Over the last 30 years, the airline industry has adapted through consolidation and the popularity of low-cost carriers (LCCs). Simultaneously, the growth of technology in day-to-day society has led to countless new innovations disrupting the status quo around the world. However, despite the changes to the Airline industry and according to an Accenture report from 2016, "Most airlines believe the airline industry lags other industries when it comes to digital innovation".
This is a problem. How do airlines become innovation leaders rather than reacting to disruptive technologies? How do airlines create an innovation team that actually innovates?
Here are 3 lessons from our team:
- Failure is Necessary for True Innovation: In the Venture Capital industry, 80% - 90% of companies fail. This is the norm. Employing a system where it is OKAY to fail, but learning from failure is necessary for true innovation. Costco, AirBnB and FedEx were all failures at one point. They learned from their mistakes - change the business, focus on the people who matter most, and make calculated risks on new products - in order to succeed today.
- Less is Always More: There are stories of technology startups on the brink of failure - resource constrained - with limited time left. It is these stories that remind us of the quote by Carl von Clausewitz, "Two qualities are indispensable: first, an intellect that, even in the darkest hour, retains some glimmerings of the inner light which leads to truth; and second, the courage to follow this faint light wherever it may lead". To innovate, a team must use limited resources to make it work, optimizing for speed and data. Once it works, then you make it scalable.
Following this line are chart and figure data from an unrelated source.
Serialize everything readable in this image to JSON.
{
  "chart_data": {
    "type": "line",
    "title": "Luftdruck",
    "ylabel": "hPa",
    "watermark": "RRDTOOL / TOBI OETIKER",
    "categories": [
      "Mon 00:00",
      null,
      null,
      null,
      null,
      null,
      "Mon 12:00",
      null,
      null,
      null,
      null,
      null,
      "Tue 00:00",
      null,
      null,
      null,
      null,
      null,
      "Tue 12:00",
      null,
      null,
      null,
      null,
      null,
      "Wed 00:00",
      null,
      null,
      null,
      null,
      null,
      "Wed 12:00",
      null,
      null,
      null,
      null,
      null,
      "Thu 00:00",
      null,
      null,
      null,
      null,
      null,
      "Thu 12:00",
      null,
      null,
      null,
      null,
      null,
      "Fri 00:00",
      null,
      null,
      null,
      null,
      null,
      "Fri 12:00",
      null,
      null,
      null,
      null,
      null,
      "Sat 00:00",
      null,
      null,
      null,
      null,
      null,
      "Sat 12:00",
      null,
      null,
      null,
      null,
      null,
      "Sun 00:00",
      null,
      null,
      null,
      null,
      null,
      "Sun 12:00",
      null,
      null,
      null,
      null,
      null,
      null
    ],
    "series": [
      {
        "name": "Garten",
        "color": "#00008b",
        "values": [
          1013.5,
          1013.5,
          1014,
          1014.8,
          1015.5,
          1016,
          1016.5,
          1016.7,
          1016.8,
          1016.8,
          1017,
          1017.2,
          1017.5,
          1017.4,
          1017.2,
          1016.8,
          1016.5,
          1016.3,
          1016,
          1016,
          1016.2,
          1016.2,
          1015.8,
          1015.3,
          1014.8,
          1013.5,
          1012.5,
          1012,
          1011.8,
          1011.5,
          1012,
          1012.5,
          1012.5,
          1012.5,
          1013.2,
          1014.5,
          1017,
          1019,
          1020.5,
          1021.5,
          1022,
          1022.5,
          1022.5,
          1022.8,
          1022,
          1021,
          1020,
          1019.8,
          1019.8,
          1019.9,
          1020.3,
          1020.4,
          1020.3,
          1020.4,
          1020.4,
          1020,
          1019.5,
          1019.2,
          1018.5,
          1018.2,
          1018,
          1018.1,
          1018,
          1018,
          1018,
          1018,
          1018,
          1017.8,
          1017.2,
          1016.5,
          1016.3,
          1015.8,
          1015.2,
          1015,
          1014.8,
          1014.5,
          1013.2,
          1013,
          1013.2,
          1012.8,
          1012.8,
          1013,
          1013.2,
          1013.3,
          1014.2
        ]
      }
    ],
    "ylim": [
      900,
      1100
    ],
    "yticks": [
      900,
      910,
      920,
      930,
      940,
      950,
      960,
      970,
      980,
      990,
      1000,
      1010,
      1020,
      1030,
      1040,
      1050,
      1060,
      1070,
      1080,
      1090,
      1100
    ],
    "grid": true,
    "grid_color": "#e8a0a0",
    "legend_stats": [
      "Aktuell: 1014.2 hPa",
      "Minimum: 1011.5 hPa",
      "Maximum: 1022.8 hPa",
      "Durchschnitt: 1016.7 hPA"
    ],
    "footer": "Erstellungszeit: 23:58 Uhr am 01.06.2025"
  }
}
Finally, you make it beautiful.
- Roadblocks Kill Innovation: Lengthy RFP processes, detailed business cases, budgeting hurdles etc. - All of these are roadblocks that prevent healthy innovation. To avoid these roadblocks, set strict deadlines and move quickly, focus on the high level opportunity and key testing criteria, and provide innovating teams with real budgeting power.
In addition to the lessons learned by us, remember the agile manifesto:
- Individuals and Interactions over processes and tools
- Working Software over comprehensive documentation
- Customer Collaboration over contract negotiation
- Responding to Change over following a plan
When you think of your team - is this you? Is agile a reality or just an aspiration?